Maybe it was the extra white of her smile, but her eyes seemed bluer. Bakura sighed in satisfaction as he looked at them. Those strange eyes – a demon's eyes, to the rest of the world – marked the immense power of the magic Kisara held within her. It was easy to just look at her and dream.
She looked away. "You should have water," Kisara said, snagging the jug from beside the food pile.
"Beer."
"Water first."
He took two huge swallows, spilling water down his neck - nice and soothing – and offered the jug to her, wiping the back of his hand across mouth with. Kisara took long, quiet sips, and he leaned over to get the beer himself.
"I'll dress the wounds again tomorrow," Bakura said, between gulps of beer. "Then another day of rest, and after that we fight again. Don't you want to be stronger?" he asked urgently when Kisara stiffened.
She drew the jug of water abruptly away from her mouth and set it in her lap. Guilt twisted her face as she looked down into it. "Bakura..."
"We have to get stronger."
Her head tilted down further and her shoulders edged stiffly upwards. "I hurt you."
"You have to," he said with a shrug – but nonchalance didn't seem to work, because Kisara still sat with tightly clenched fists, staring into the water as if hoping that everything else would stop existing. Bakura shifted so that he sat right beside her, and rested his chin on her shoulder.
"I don't care," he said, voice low and comforting. "I could have hurt you by now if I wanted revenge – even killed you, dragon god and all. But I won't. You can do anything to me, Kisara, and you're the only one I won't hurt for it. You should enjoy it! Hundreds of people would give anything for the privilege." He pressed his grin into her neck.
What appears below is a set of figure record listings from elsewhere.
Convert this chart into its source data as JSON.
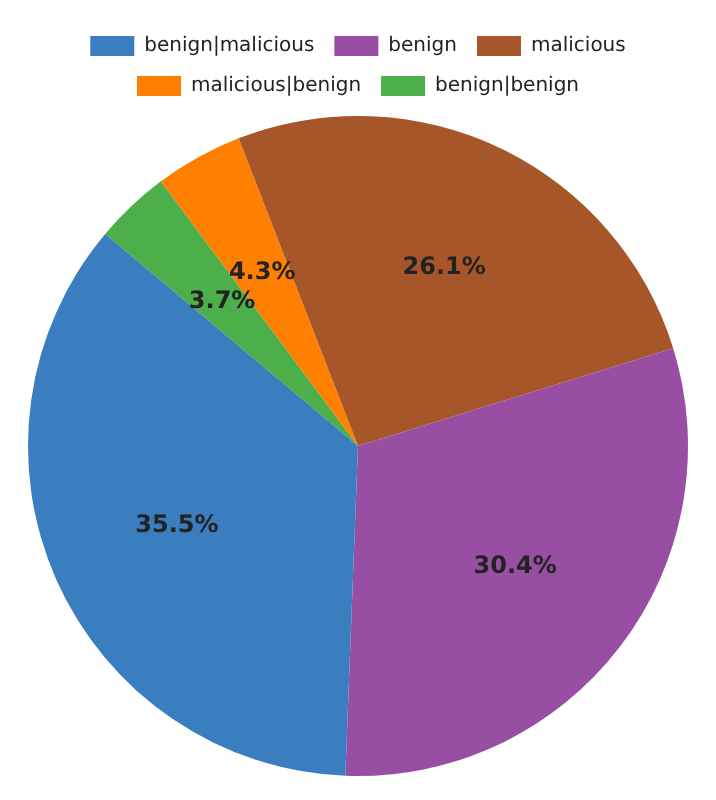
{
  "chart_data": {
    "type": "pie",
    "categories": [
      "benign|malicious",
      "benign",
      "malicious",
      "malicious|benign",
      "benign|benign"
    ],
    "values": [
      35.5,
      30.4,
      26.1,
      4.3,
      3.7
    ],
    "colors": [
      "#3a7ebf",
      "#984ea3",
      "#a65628",
      "#ff7f00",
      "#4daf4a"
    ],
    "value_labels": [
      "35.5%",
      "30.4%",
      "26.1%",
      "4.3%",
      "3.7%"
    ],
    "legend": "top"
  }
}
Kisara set the water jug carefully to the side, then curled an arm around Bakura's waist and gripped the hem of his shenti. "I don't want to hurt you, even to get stronger. And I don't even want the demon in me to get stronger!"
"It's not a demon, I told you. It's your saviour." He leaned over to reach the beer, grinning again as her grip on his shenti tightened. Even if the way she was speaking went against his plan, he could count on one thing: Kisara would remain always, endlessly devoted. He truly was lucky to have been the first one to discover this treasure.
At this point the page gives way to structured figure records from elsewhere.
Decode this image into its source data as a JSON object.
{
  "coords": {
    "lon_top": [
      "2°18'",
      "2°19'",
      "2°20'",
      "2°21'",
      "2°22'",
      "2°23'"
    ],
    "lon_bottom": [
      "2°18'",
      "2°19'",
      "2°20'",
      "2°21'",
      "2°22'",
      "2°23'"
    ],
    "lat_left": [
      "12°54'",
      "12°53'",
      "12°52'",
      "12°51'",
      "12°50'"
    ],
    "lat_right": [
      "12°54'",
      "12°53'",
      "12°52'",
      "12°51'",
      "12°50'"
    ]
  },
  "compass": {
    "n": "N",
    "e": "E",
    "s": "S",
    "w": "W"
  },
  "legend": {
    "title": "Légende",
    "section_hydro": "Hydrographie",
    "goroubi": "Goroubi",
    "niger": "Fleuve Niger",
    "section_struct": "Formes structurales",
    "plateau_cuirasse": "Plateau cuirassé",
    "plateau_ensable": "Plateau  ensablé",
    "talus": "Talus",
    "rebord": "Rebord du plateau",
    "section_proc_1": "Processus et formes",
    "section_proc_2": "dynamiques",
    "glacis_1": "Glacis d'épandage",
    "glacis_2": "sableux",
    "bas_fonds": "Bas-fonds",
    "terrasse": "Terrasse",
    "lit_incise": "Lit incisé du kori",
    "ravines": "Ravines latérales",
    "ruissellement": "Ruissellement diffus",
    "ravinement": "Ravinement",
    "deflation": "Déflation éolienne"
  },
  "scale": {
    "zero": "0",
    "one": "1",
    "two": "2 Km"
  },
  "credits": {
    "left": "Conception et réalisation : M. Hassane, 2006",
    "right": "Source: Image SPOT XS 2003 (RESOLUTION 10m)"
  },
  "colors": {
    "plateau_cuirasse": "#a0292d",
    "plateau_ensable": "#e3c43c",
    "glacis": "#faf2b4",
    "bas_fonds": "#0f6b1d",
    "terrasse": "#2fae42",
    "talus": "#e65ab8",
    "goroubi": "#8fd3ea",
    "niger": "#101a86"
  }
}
"Relax," he said as he leaned back against her, offering her the beer.
"No thank you." Her nails scraped lightly on his thigh as her hands fisted, and her head leaned against his.
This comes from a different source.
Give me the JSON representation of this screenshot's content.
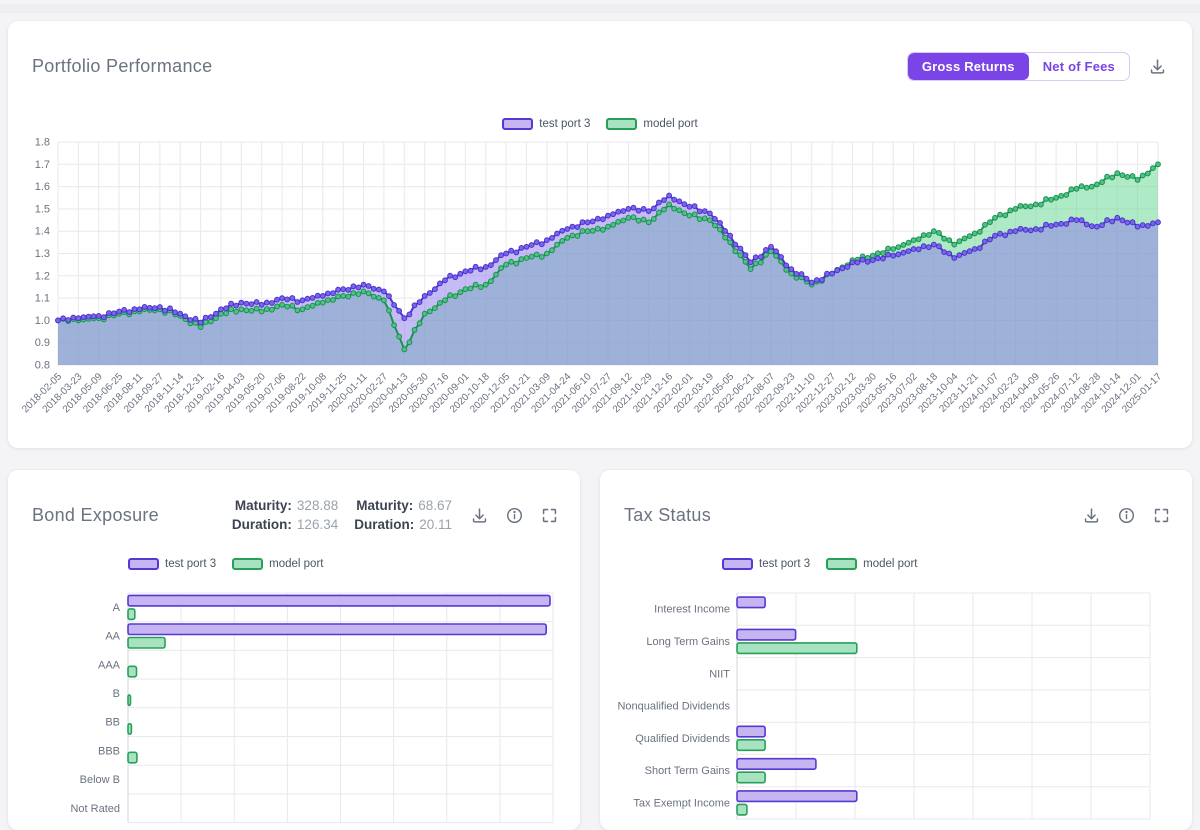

Something in the atmosphere shifted, so that the closeness seemed not close enough. "You're going to make me want to hurt myself some more, if you go on like this," Bakura said.
Kisara placed her free hand against his cheek so that he tilted his head, and then she kissed him, the awkwardness of the angle doubled by her ferocity. Perhaps he should have minded the heat, but Bakura leaned in to meet her.
The kiss seemed to have been a way to say something – Kisara often used gestures that way, making up for her sparse words – because when she was done she pushed herself away, back against the wall. Slowly, the tension that had kept her body tightly knotted faded, so that her fingers lay loosely on her lap and her shoulders lowered. She lifted her gaze to drift over him, his face and the wounds on his body.
"Don't worry about this," Bakura said, trying nonchalance again and waving a hand at his injured upper arm and the bandages around his legs.
"If you say so," she said. Then after a moment's pause: "Every time we train, I'll help you heal."
"Every time? Do you promise?"
She matched his grin with a smile, her guilt laid to rest at last. "I vow it."
Bakura bumped his head into the wall at his back, trying to keep from bursting into laughter. It would probably make Kisara think his fever was getting worse.
It was just that he thought she loved him, and nothing made him happier than to imagine how much such a simple thing would let him conquer. He laid one hand over hers, stroking those fine, relaxed fingers, and said, "As it should be."
Kisara nodded, turning her hand palm-up to meet his.